A furloughed employee is one who has been instructed by their employer to cease all work in relation to their employment, where the instruction is given by reason by reason of circumstance arising as a result of coronavirus. The Direction states that such instruction will be valid, for the purposes of reimbursement under the JRS, only if employer and employee have agreed in writing that the employee will cease all work in relation to their employment. There has been some concern that this means that employers need a formal written agreement with employees that they would be furloughed and perform no work for the employer. This was particularly so as earlier versions of government guidance suggested that simply designating an employee on furlough was enough (although agreement would be needed to reduce wages). Anyway, the most recent government guidance, updated since the Direction, says
‘To be eligible for the grant employers must confirm in writing to their employee confirming that they have been furloughed. If this is done in a way that is consistent with employment law, that consent is valid for the purposes of claiming through the scheme. Collective agreement reached between an employer and a trade union is also acceptable for the purpose of such a claim. There needs to be a written record, but the employee does not have to provide a written response. A record of this communication must be kept for five years’.

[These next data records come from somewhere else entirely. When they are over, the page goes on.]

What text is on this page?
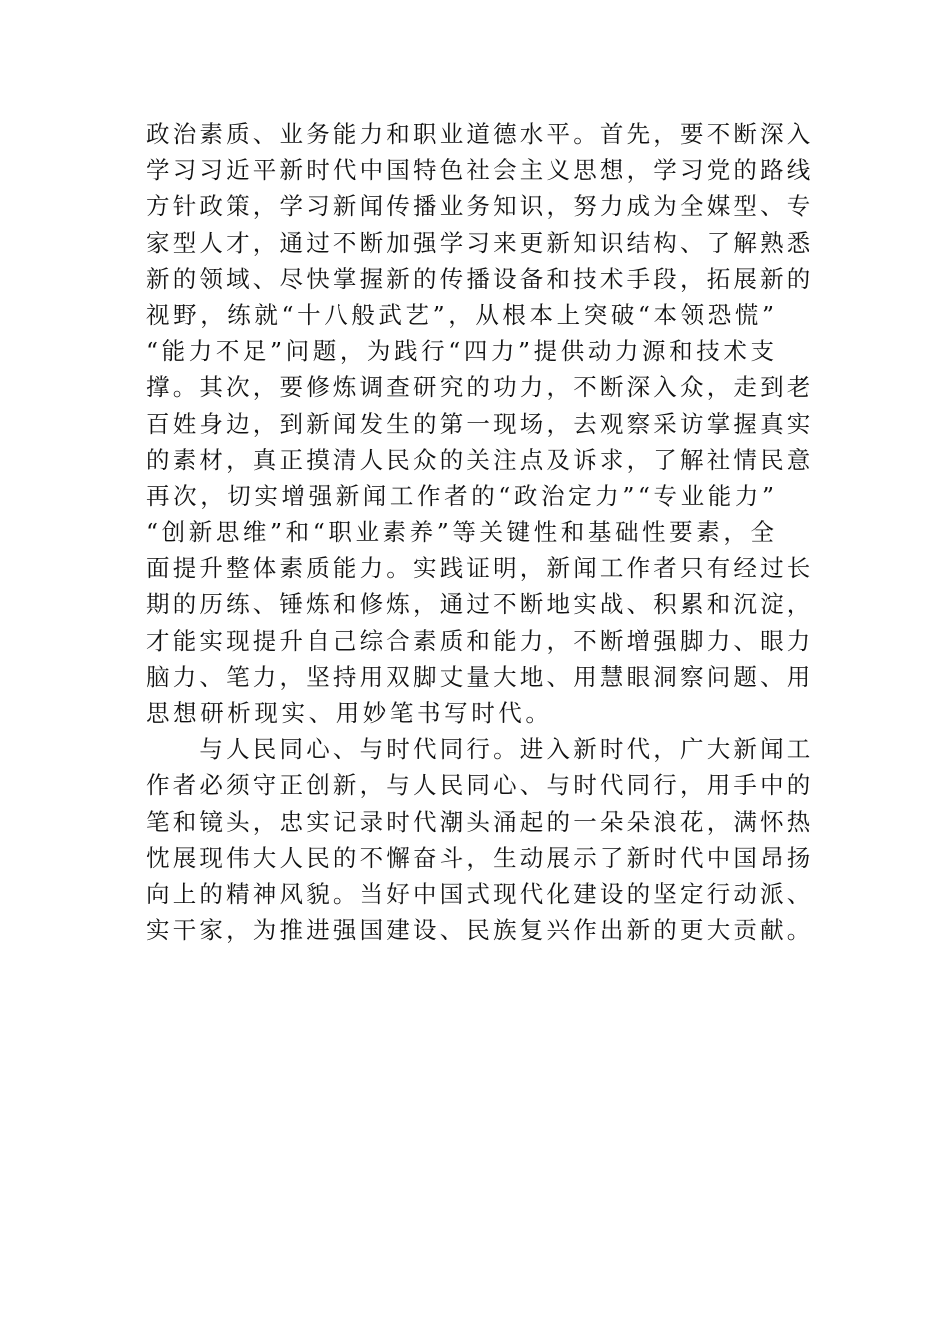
政治素质、业务能力和职业道德水平。首先，要不断深入
学习习近平新时代中国特色社会主义思想，学习党的路线
方针政策，学习新闻传播业务知识，努力成为全媒型、专
家型人才，通过不断加强学习来更新知识结构、了解熟悉
新的领域、尽快掌握新的传播设备和技术手段，拓展新的
视野，练就“十八般武艺”，从根本上突破“本领恐慌”
“能力不足”问题，为践行“四力”提供动力源和技术支
撑。其次，要修炼调查研究的功力，不断深入众，走到老
百姓身边，到新闻发生的第一现场，去观察采访掌握真实
的素材，真正摸清人民众的关注点及诉求，了解社情民意
再次，切实增强新闻工作者的“政治定力”“专业能力”
“创新思维”和“职业素养”等关键性和基础性要素，全
面提升整体素质能力。实践证明，新闻工作者只有经过长
期的历练、锤炼和修炼，通过不断地实战、积累和沉淀，
才能实现提升自己综合素质和能力，不断增强脚力、眼力
脑力、笔力，坚持用双脚丈量大地、用慧眼洞察问题、用
思想研析现实、用妙笔书写时代。
　　与人民同心、与时代同行。进入新时代，广大新闻工
作者必须守正创新，与人民同心、与时代同行，用手中的
笔和镜头，忠实记录时代潮头涌起的一朵朵浪花，满怀热
忱展现伟大人民的不懈奋斗，生动展示了新时代中国昂扬
向上的精神风貌。当好中国式现代化建设的坚定行动派、
实干家，为推进强国建设、民族复兴作出新的更大贡献。
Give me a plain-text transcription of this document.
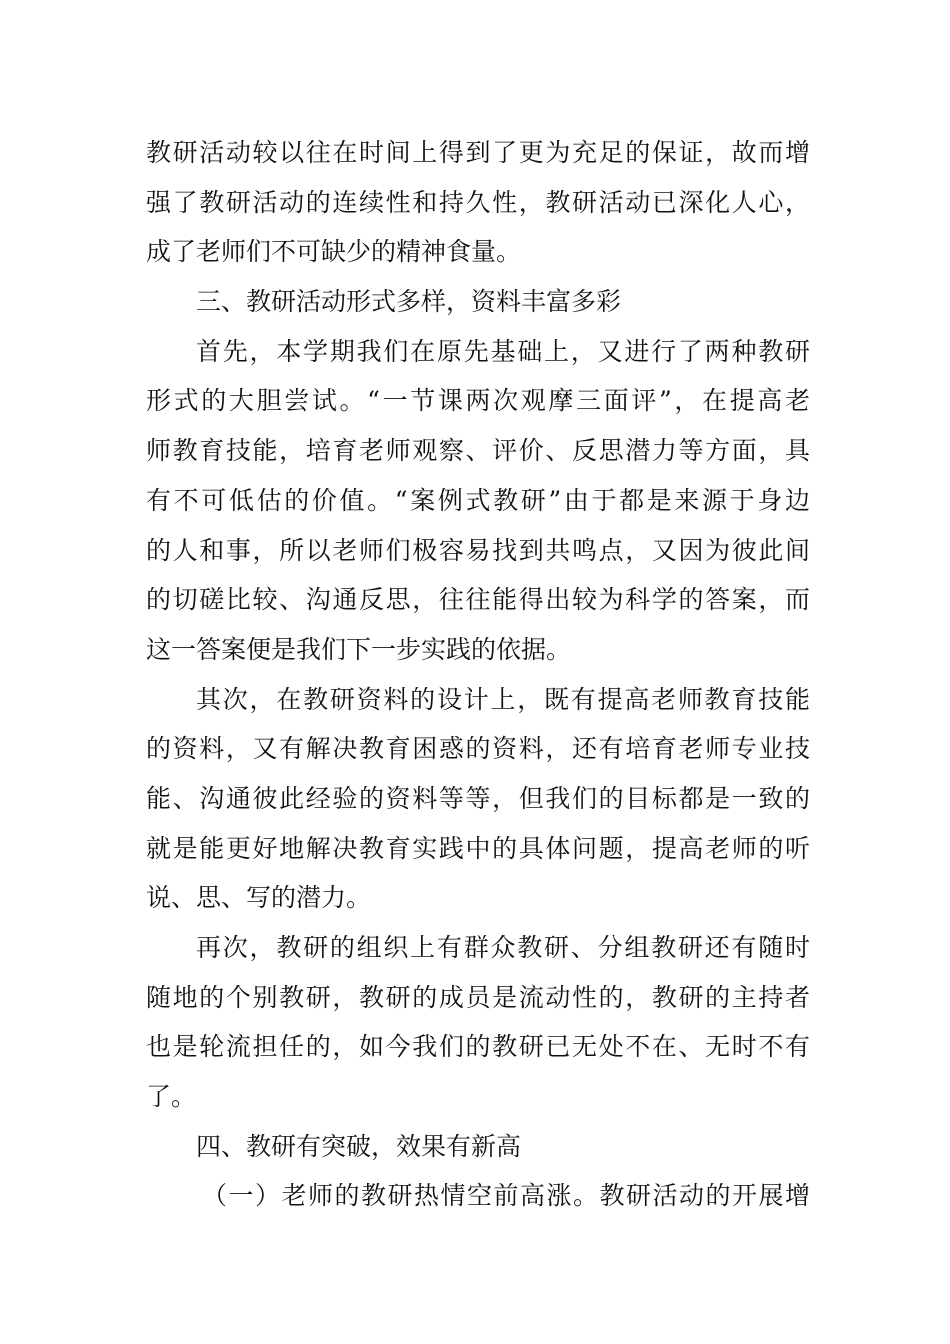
教研活动较以往在时间上得到了更为充足的保证，故而增
强了教研活动的连续性和持久性，教研活动已深化人心，
成了老师们不可缺少的精神食量。
三、教研活动形式多样，资料丰富多彩
首先，本学期我们在原先基础上，又进行了两种教研
形式的大胆尝试。“一节课两次观摩三面评”，在提高老
师教育技能，培育老师观察、评价、反思潜力等方面，具
有不可低估的价值。“案例式教研”由于都是来源于身边
的人和事，所以老师们极容易找到共鸣点，又因为彼此间
的切磋比较、沟通反思，往往能得出较为科学的答案，而
这一答案便是我们下一步实践的依据。
其次，在教研资料的设计上，既有提高老师教育技能
的资料，又有解决教育困惑的资料，还有培育老师专业技
能、沟通彼此经验的资料等等，但我们的目标都是一致的
就是能更好地解决教育实践中的具体问题，提高老师的听
说、思、写的潜力。
再次，教研的组织上有群众教研、分组教研还有随时
随地的个别教研，教研的成员是流动性的，教研的主持者
也是轮流担任的，如今我们的教研已无处不在、无时不有
了。
四、教研有突破，效果有新高
（一）老师的教研热情空前高涨。教研活动的开展增
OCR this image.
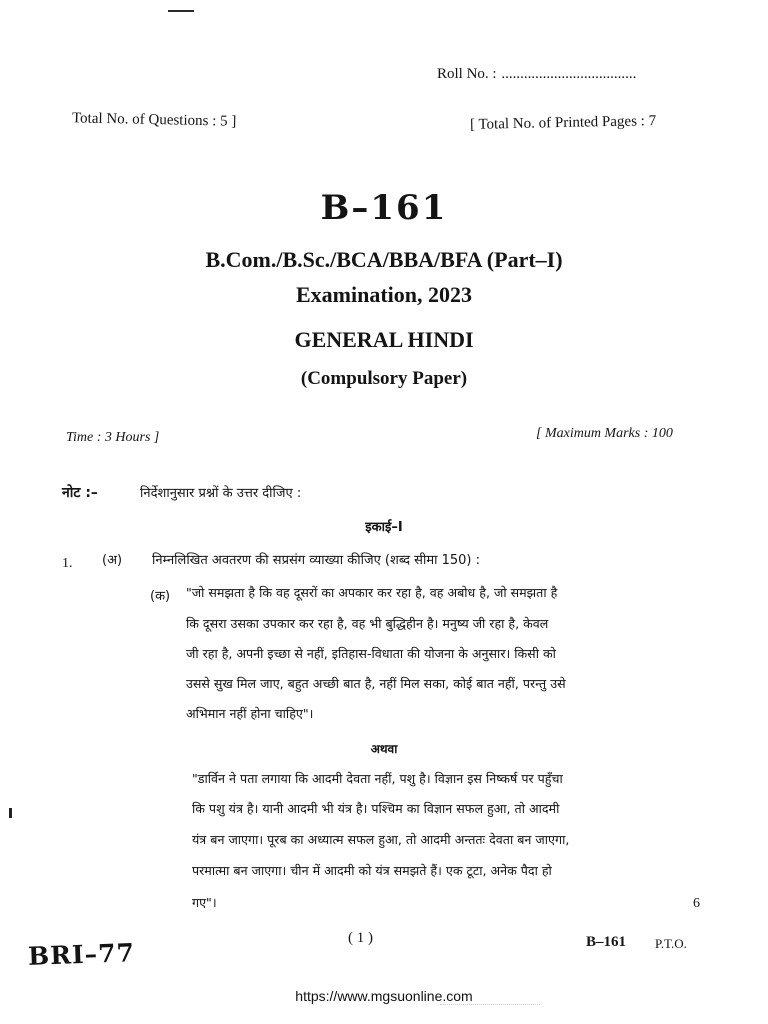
Roll No. : ....................................
Total No. of Questions : 5 ]	[ Total No. of Printed Pages : 7
B–161
B.Com./B.Sc./BCA/BBA/BFA (Part–I)
Examination, 2023
GENERAL HINDI
(Compulsory Paper)
Time : 3 Hours ]	[ Maximum Marks : 100
नोट :–	निर्देशानुसार प्रश्नों के उत्तर दीजिए :
इकाई–I
1. (अ) निम्नलिखित अवतरण की सप्रसंग व्याख्या कीजिए (शब्द सीमा 150) :
(क) "जो समझता है कि वह दूसरों का अपकार कर रहा है, वह अबोध है, जो समझता है
कि दूसरा उसका उपकार कर रहा है, वह भी बुद्धिहीन है। मनुष्य जी रहा है, केवल
जी रहा है, अपनी इच्छा से नहीं, इतिहास-विधाता की योजना के अनुसार। किसी को
उससे सुख मिल जाए, बहुत अच्छी बात है, नहीं मिल सका, कोई बात नहीं, परन्तु उसे
अभिमान नहीं होना चाहिए"।
अथवा
"डार्विन ने पता लगाया कि आदमी देवता नहीं, पशु है। विज्ञान इस निष्कर्ष पर पहुँचा
कि पशु यंत्र है। यानी आदमी भी यंत्र है। पश्चिम का विज्ञान सफल हुआ, तो आदमी
यंत्र बन जाएगा। पूरब का अध्यात्म सफल हुआ, तो आदमी अन्ततः देवता बन जाएगा,
परमात्मा बन जाएगा। चीन में आदमी को यंत्र समझते हैं। एक टूटा, अनेक पैदा हो
गए"।	6
BRI–77
( 1 )	B–161 P.T.O.
https://www.mgsuonline.com
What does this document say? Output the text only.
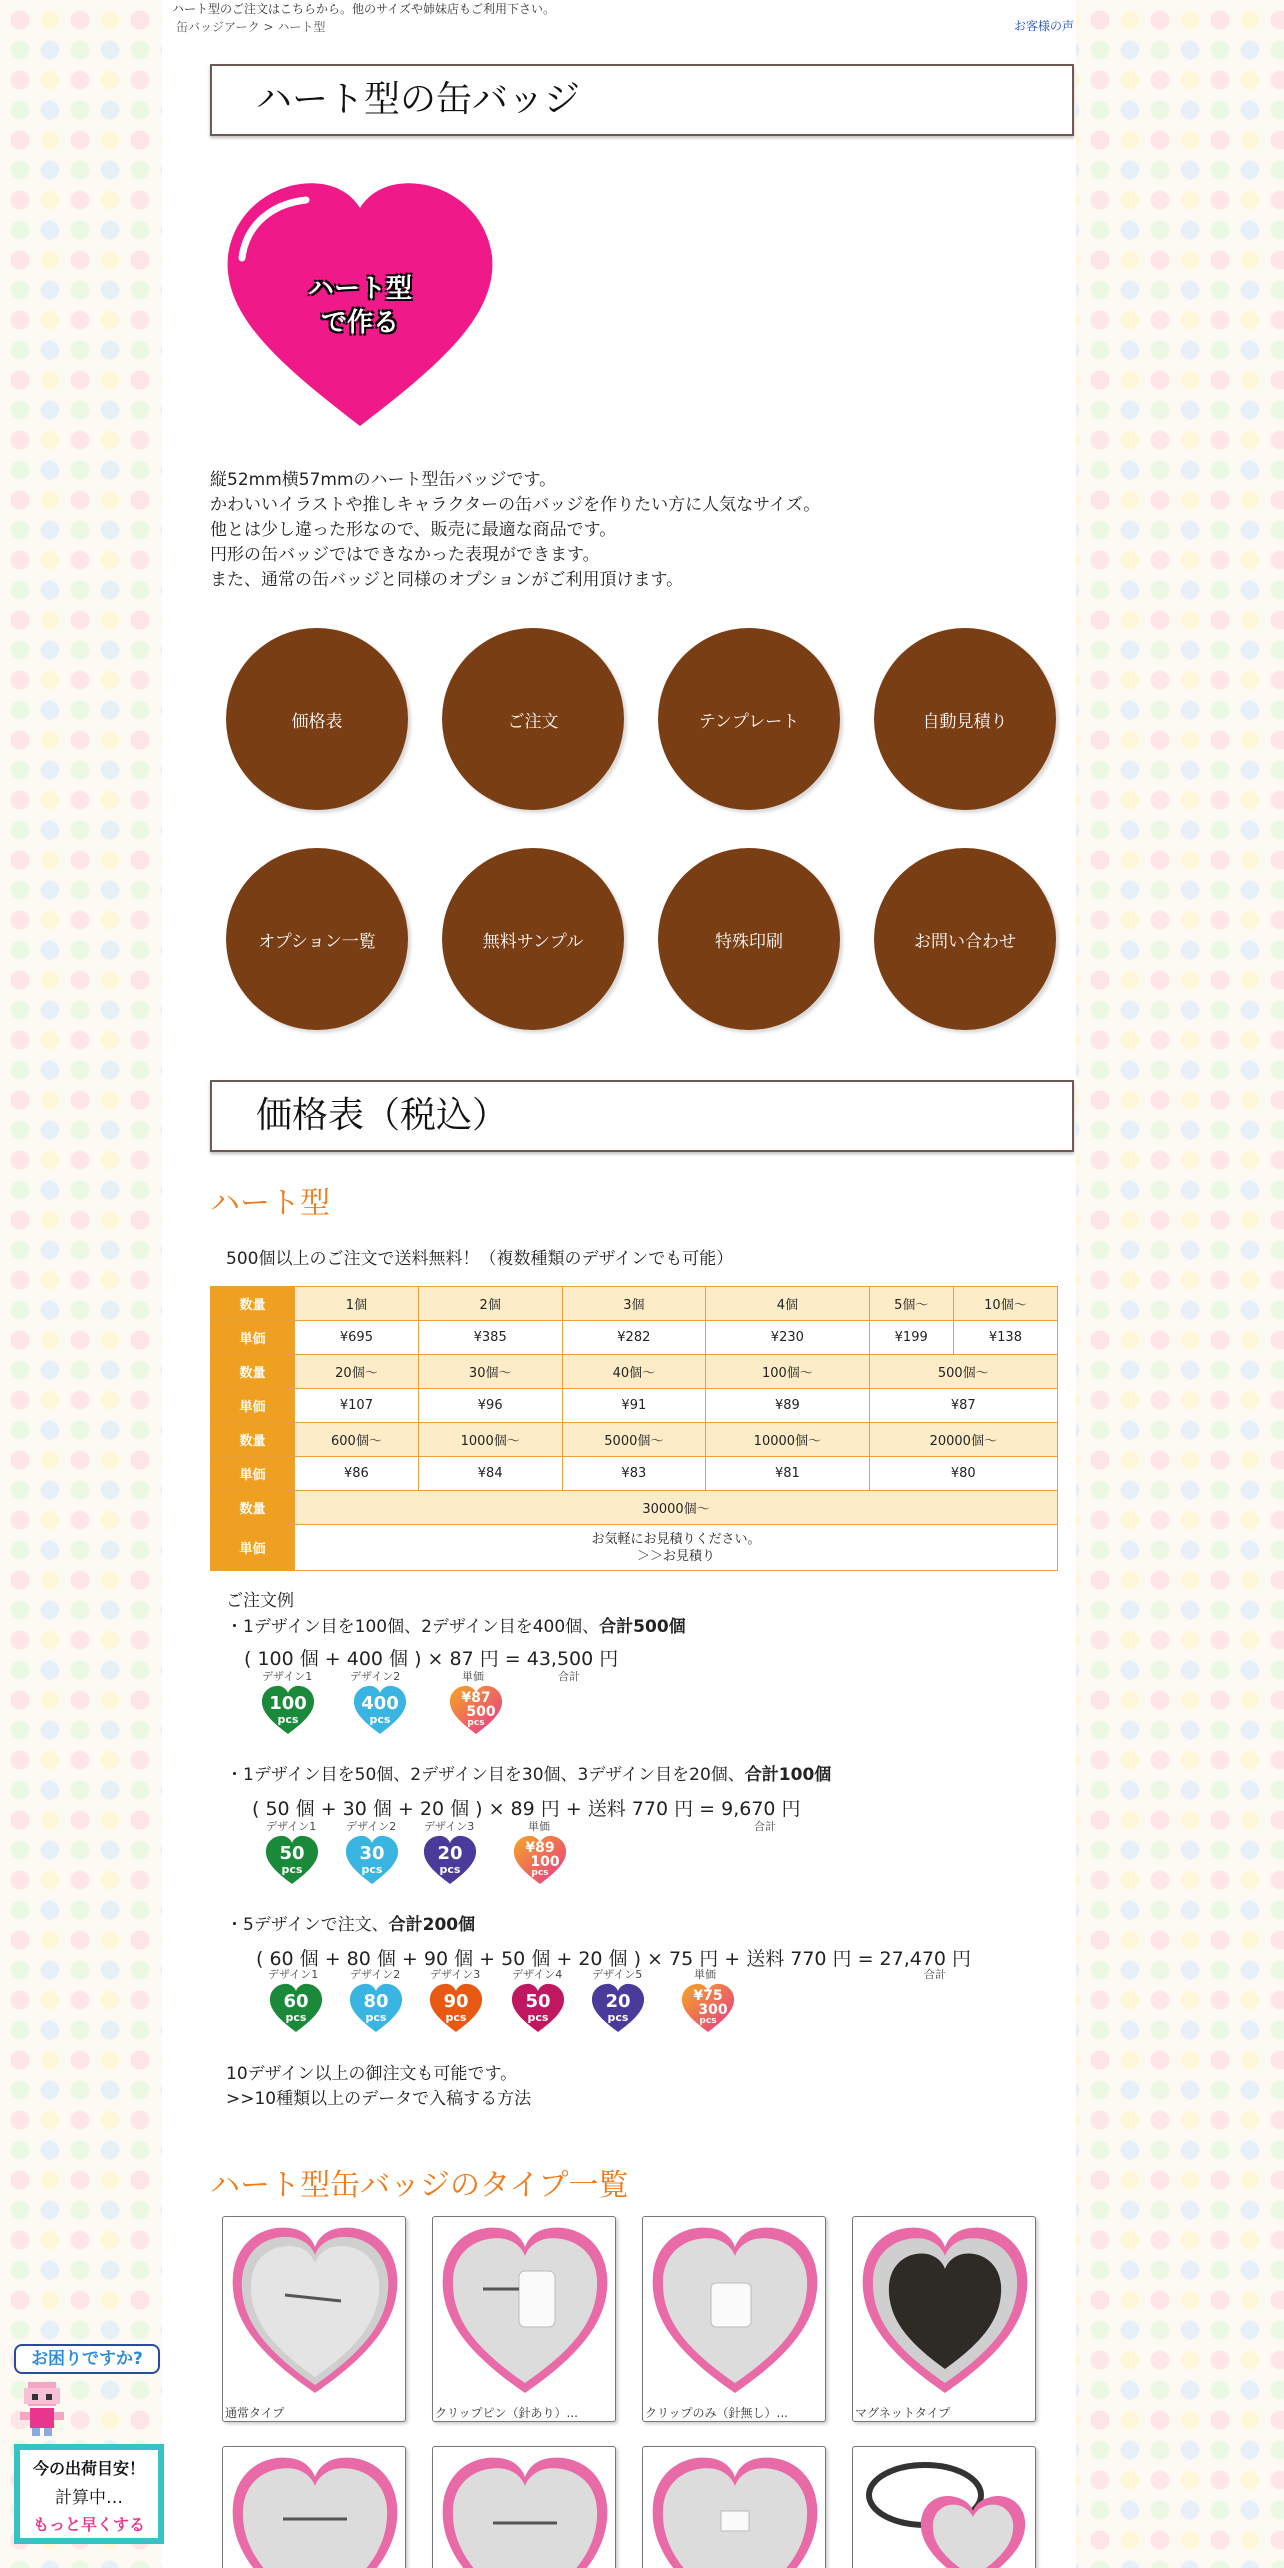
ハート型のご注文はこちらから。他のサイズや姉妹店もご利用下さい。
缶バッジアーク > ハート型	お客様の声
ハート型の缶バッジ
ハート型
で作る
縦52mm横57mmのハート型缶バッジです。
かわいいイラストや推しキャラクターの缶バッジを作りたい方に人気なサイズ。
他とは少し違った形なので、販売に最適な商品です。
円形の缶バッジではできなかった表現ができます。
また、通常の缶バッジと同様のオプションがご利用頂けます。
価格表	ご注文	テンプレート	自動見積り
オプション一覧	無料サンプル	特殊印刷	お問い合わせ
価格表（税込）
ハート型
500個以上のご注文で送料無料！（複数種類のデザインでも可能）
数量	1個	2個	3個	4個	5個～	10個～
単価	¥695	¥385	¥282	¥230	¥199	¥138
数量	20個～	30個～	40個～	100個～	500個～	
単価	¥107	¥96	¥91	¥89	¥87	
数量	600個～	1000個～	5000個～	10000個～	20000個～	
単価	¥86	¥84	¥83	¥81	¥80	
数量	30000個～					
単価	お気軽にお見積りください。
＞＞お見積り					
ご注文例
・1デザイン目を100個、2デザイン目を400個、合計500個
( 100 個 + 400 個 ) × 87 円 = 43,500 円
デザイン1	デザイン2	単価	合計
100
pcs
400
pcs
¥87
500
pcs
・1デザイン目を50個、2デザイン目を30個、3デザイン目を20個、合計100個
( 50 個 + 30 個 + 20 個 ) × 89 円 + 送料 770 円 = 9,670 円
デザイン1	デザイン2	デザイン3	単価	合計
50
pcs
30
pcs
20
pcs
¥89
100
pcs
・5デザインで注文、合計200個
( 60 個 + 80 個 + 90 個 + 50 個 + 20 個 ) × 75 円 + 送料 770 円 = 27,470 円
デザイン1	デザイン2	デザイン3	デザイン4	デザイン5	単価	合計
60
pcs
80
pcs
90
pcs
50
pcs
20
pcs
¥75
300
pcs
10デザイン以上の御注文も可能です。
>>10種類以上のデータで入稿する方法
ハート型缶バッジのタイプ一覧
通常タイプ	クリップピン（針あり）...	クリップのみ（針無し）...	マグネットタイプ
お困りですか?
今の出荷目安！
計算中…
もっと早くする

The government guidance on the JRS is clear that ‘workers’ are included. However the Direction refers to tax legislation (section 4 of Income Tax (Earnings and Pensions) Act 2003) which applies to those working under a contract of service.
For the purposes of calculating furlough pay, the Direction is clear that there is a distinction between a ‘fixed rate’ employee and other employees. Fixed rate employees are likely to be those with annual hours stipulated in the contract. Those with weekly or monthly hours of work are unlikely to be fixed rate employees. For fixed rate employees, the reference salary is the amount payable to the employee in the latest salary period ending on or before 19 March 2020.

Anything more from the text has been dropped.